The Anti-Corruption Unit has announced the drafting of new laws on whistleblowing and witness protection to safeguard those calling out crime and extortion at the highest levels.
The ACU in November 2014 unveiled plans for specific whistleblower legislation, but according to ACU president Om Yentieng, the unit will next month assemble a committee to begin drafting laws encompassing broader witness protection measures in relation to criminal offences – a task formerly assigned to the Ministry of Justice.
“We are now preparing to gather partners from government and independent bodies as well as civil society and the private sector to work together on this law,” he said.
Yentieng added that the laws are intended to draw social attention to witness protection guarantees in cases including drug abuse, terrorism and human trafficking.
The new measures will also bring national laws into compliance with the UN Convention Against Corruption while addressing perceived deterrents in the existing Penal Code.
“In the current legal context, whistle blowers are facing significant risks,” Pech Pisey, director of programs at the anti-corruption NGO Transparency International, which welcomed the proposed laws, said in an email.
“Because of . . . defamation provisions contained under the Penal Code, people are hesitant to report and/or be a witness of corruption cases or any other criminal cases due to the fear of retaliation, fines and possibly imprisonment.”

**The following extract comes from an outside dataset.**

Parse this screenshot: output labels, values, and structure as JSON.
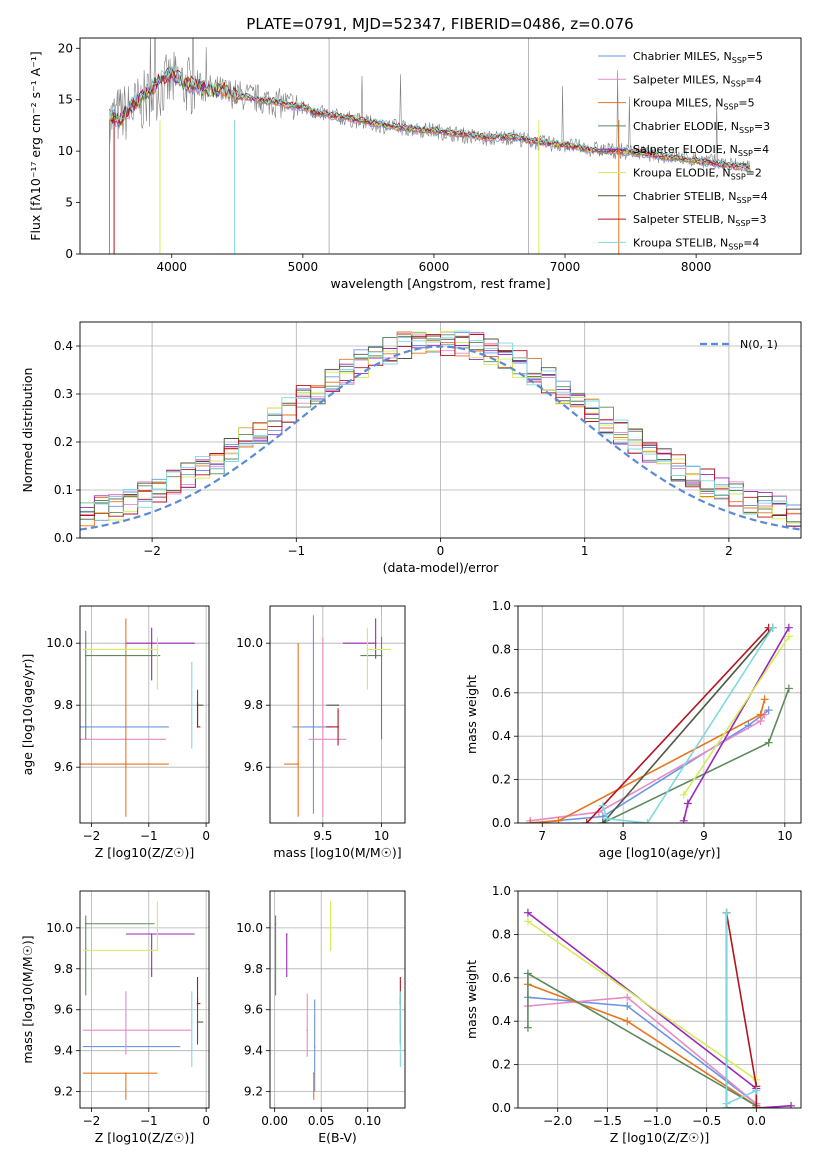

Would-be witnesses may also be dissuaded by Article 41 of the current anti-corruption law, which allows for the imprisonment of anyone filing a complaint against corruption that is deemed to lead to a “useless inquiry”.
As Pisey notes, administrative efforts to overturn such outdated clauses and draft new protections will need to be coupled with rigorous law-enforcement.
“ACU should also create [a] proper administrative mechanism and implementation guidelines to shield the informer from any physical, social and economic retaliation,” he says.
Sok Sam Oeun, a lawyer and legal consultant, said that if properly implemented, the new mechanisms could also mean easier indictments of officials.
“In the current system, in any investigation by the government, the court always accepts the word of officials as the truth,” he said. “Often, people want to give information to the ACU, but they are concerned and scared to see the accused.”